Markov Modelling
Introduction
The reliability models explored in previous chapters assume independence between system components, meaning that the failure or repair of a component is not affected by what is going on with any other component. Consequently, the system failure state is expressed as a combination of component failures. For example, in a series system, if any component fails, then the system fails; in a parallel system, if all components fail, then the system fails. For these models, it is important to know the set of failed components; however, the order in which the components failed is not significant.
For complex systems that are modelled using Reliability Block Diagrams (RBDs) or Fault Trees, there may exist a set of component failure combinations that lead to a failed system state. In most cases, it is assumed that these component failures are independent, meaning that the failure of one component does not affect the failure times or behaviours of any other component. However, in shared load systems, the failure of a component can increase the load on other components, thereby increasing the failure rate of the system. In addition, a common cause failure, whose occurrence can lead to the failure of one or more components in the system, can arise. Examples of common cause failures include the loss of a common power supply, earthquakes, extreme weather conditions, etc..
Although the previous chapters provide formulas to compute such reliability-related measures as reliability, availability and MTTF for standby systems, they do not provide methods for deriving these equations. For example, in a system with cold standby components, components cannot fail in the standby mode, but they can fail when they are in operation. Thus, the failure rate (or failure time distribution) in these two modes are different. The time to keep the standby component in operation depends on the failure time of the active unit. This means that component failures depend on the failure times of other components. In such cases, components cannot be assumed to be statistically independent. In addition to considering the set of component failure states, the order in which components fail must be considered.

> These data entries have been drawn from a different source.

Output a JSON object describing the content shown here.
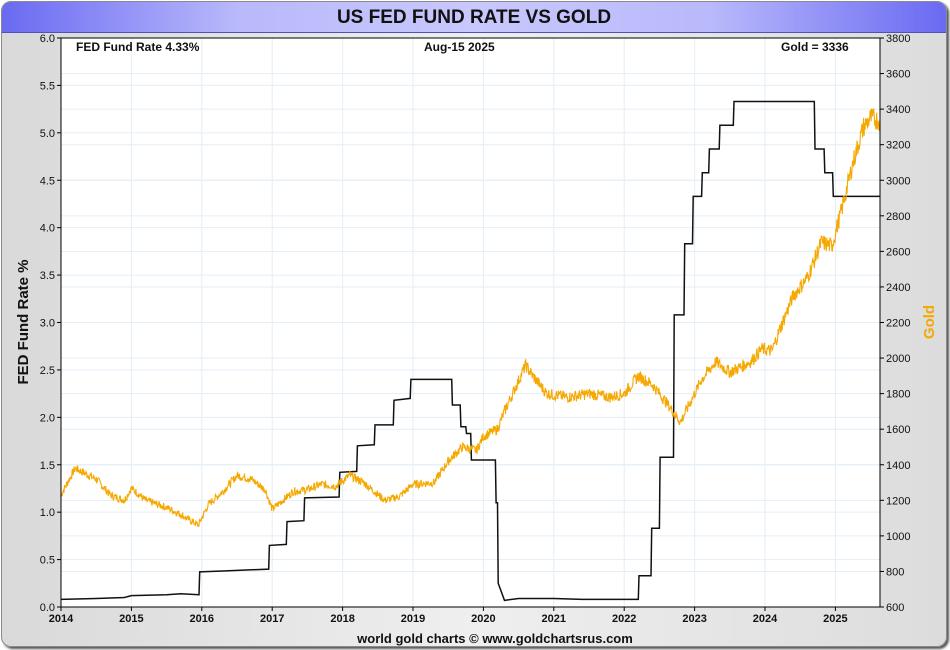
{
  "header": {
    "title": "US FED FUND RATE VS GOLD"
  },
  "annotations": {
    "rate_label": "FED Fund Rate 4.33%",
    "date_label": "Aug-15  2025",
    "gold_label": "Gold = 3336"
  },
  "footer": {
    "credit": "world gold charts © www.goldchartsrus.com"
  },
  "colors": {
    "gold": "#f5a800",
    "rate": "#111111",
    "grid": "#e4eef6",
    "title_bar": "#b9b9fb"
  },
  "chart_data": {
    "type": "line",
    "title": "US FED FUND RATE VS GOLD",
    "xlabel": "",
    "ylabel": "FED Fund Rate %",
    "y2label": "Gold",
    "xlim": [
      2014.0,
      2025.63
    ],
    "ylim": [
      0,
      6
    ],
    "y2lim": [
      600,
      3800
    ],
    "grid": true,
    "x_ticks": [
      "2014",
      "2015",
      "2016",
      "2017",
      "2018",
      "2019",
      "2020",
      "2021",
      "2022",
      "2023",
      "2024",
      "2025"
    ],
    "y_ticks": [
      "0.0",
      "0.5",
      "1.0",
      "1.5",
      "2.0",
      "2.5",
      "3.0",
      "3.5",
      "4.0",
      "4.5",
      "5.0",
      "5.5",
      "6.0"
    ],
    "y2_ticks": [
      "600",
      "800",
      "1000",
      "1200",
      "1400",
      "1600",
      "1800",
      "2000",
      "2200",
      "2400",
      "2600",
      "2800",
      "3000",
      "3200",
      "3400",
      "3600",
      "3800"
    ],
    "series": [
      {
        "name": "FED Fund Rate",
        "axis": "left",
        "color": "#111111",
        "x": [
          2014.0,
          2014.5,
          2014.9,
          2015.0,
          2015.5,
          2015.7,
          2015.96,
          2015.97,
          2016.3,
          2016.95,
          2016.96,
          2017.2,
          2017.21,
          2017.45,
          2017.46,
          2017.95,
          2017.96,
          2018.2,
          2018.21,
          2018.45,
          2018.46,
          2018.72,
          2018.73,
          2018.96,
          2018.97,
          2019.55,
          2019.56,
          2019.67,
          2019.68,
          2019.75,
          2019.76,
          2019.82,
          2019.83,
          2020.17,
          2020.18,
          2020.2,
          2020.21,
          2020.3,
          2020.5,
          2021.0,
          2021.4,
          2022.2,
          2022.21,
          2022.38,
          2022.39,
          2022.5,
          2022.51,
          2022.7,
          2022.71,
          2022.85,
          2022.86,
          2022.97,
          2022.98,
          2023.1,
          2023.11,
          2023.2,
          2023.21,
          2023.35,
          2023.36,
          2023.55,
          2023.56,
          2024.7,
          2024.71,
          2024.84,
          2024.85,
          2024.96,
          2024.97,
          2025.63
        ],
        "y": [
          0.08,
          0.09,
          0.1,
          0.12,
          0.13,
          0.14,
          0.13,
          0.37,
          0.38,
          0.4,
          0.65,
          0.66,
          0.9,
          0.91,
          1.15,
          1.16,
          1.42,
          1.43,
          1.7,
          1.71,
          1.92,
          1.92,
          2.18,
          2.2,
          2.4,
          2.4,
          2.13,
          2.13,
          1.9,
          1.9,
          1.83,
          1.83,
          1.55,
          1.55,
          1.1,
          1.1,
          0.25,
          0.07,
          0.09,
          0.09,
          0.08,
          0.08,
          0.33,
          0.33,
          0.83,
          0.83,
          1.58,
          1.58,
          3.08,
          3.08,
          3.83,
          3.83,
          4.33,
          4.33,
          4.58,
          4.58,
          4.83,
          4.83,
          5.08,
          5.08,
          5.33,
          5.33,
          4.83,
          4.83,
          4.58,
          4.58,
          4.33,
          4.33
        ]
      },
      {
        "name": "Gold",
        "axis": "right",
        "color": "#f5a800",
        "x": [
          2014.0,
          2014.2,
          2014.5,
          2014.7,
          2014.9,
          2015.0,
          2015.2,
          2015.5,
          2015.7,
          2015.95,
          2016.1,
          2016.3,
          2016.5,
          2016.7,
          2016.9,
          2017.0,
          2017.3,
          2017.5,
          2017.7,
          2017.9,
          2018.1,
          2018.3,
          2018.6,
          2018.8,
          2019.0,
          2019.3,
          2019.5,
          2019.7,
          2019.9,
          2020.0,
          2020.2,
          2020.3,
          2020.6,
          2020.7,
          2020.9,
          2021.2,
          2021.5,
          2021.8,
          2022.0,
          2022.2,
          2022.4,
          2022.6,
          2022.8,
          2022.9,
          2023.1,
          2023.3,
          2023.5,
          2023.8,
          2023.95,
          2024.1,
          2024.2,
          2024.4,
          2024.6,
          2024.8,
          2024.95,
          2025.1,
          2025.25,
          2025.4,
          2025.5,
          2025.63
        ],
        "y": [
          1230,
          1380,
          1320,
          1230,
          1200,
          1270,
          1200,
          1160,
          1120,
          1060,
          1180,
          1250,
          1340,
          1320,
          1260,
          1150,
          1250,
          1260,
          1290,
          1280,
          1340,
          1300,
          1200,
          1220,
          1290,
          1300,
          1420,
          1500,
          1480,
          1560,
          1600,
          1700,
          1960,
          1900,
          1800,
          1780,
          1800,
          1780,
          1800,
          1900,
          1850,
          1750,
          1640,
          1720,
          1880,
          1980,
          1920,
          1980,
          2050,
          2040,
          2150,
          2350,
          2450,
          2650,
          2630,
          2850,
          3100,
          3300,
          3350,
          3336
        ]
      }
    ]
  }
}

Also, the previous chapters assume that all components are non-repairable. The equations given for system availability are based on the availability of individual components. The equations not only assume that component failure times are independent, but they also assume that the component repair times are independent. This means that the repair time of a component is independent of the states of other system components. This may not be true if a common-repair facility (group of repair technicians) exists for a set of components because a failed component may have to wait for a repair crew, who is busy repairing some other failed component.
In most cases, it is assumed that a good component operates continuously, even during system failure. This assumption is generally valid. However, when such independence between component failures and/or repairs should not be assumed, stochastic processes (rather than RBDs, fault trees or other combinatorial models) should be used. And, even when failure and repair times of all components are independent, cases exist where stochastic processes are necessary.
For example, exact reliability evaluation of a parallel system with repairable components cannot be performed using combinatorial models because the reliability of this system depends not only on the set of component states at a specified time but also on the history of component failure and repair events. Most combinatorial models do not even provide formulas for approximating the reliability of a repairable system. Moreover, combinatorial models cannot directly calculate the availability of a single component because all of the possible sequences of failures and the repairs of that component must be considered.
Stochastic processes can handle all of these complex and sequence-dependent situations. Stochastic processes can also accurately and completely model such dynamic system behaviours as:
Repairs.
Shocks (shared loads and induced failures).
Common cause and dependent failures.
Sequence/state-dependent failure rates (standby components).
Variable configurations.
Complex error handling and recovery mechanisms (common pool of repair technicians).
Phased mission requirements.
Because of their flexibility, generalized stochastic processes can be used to specify various complex system behaviours. Thus, they are widely used to assess system reliability and related characteristics in mission critical systems and research-oriented projects. However, their complexity makes them much harder to understand than combinatorial models. Consequently, generalized stochastic processes are not used in all industries.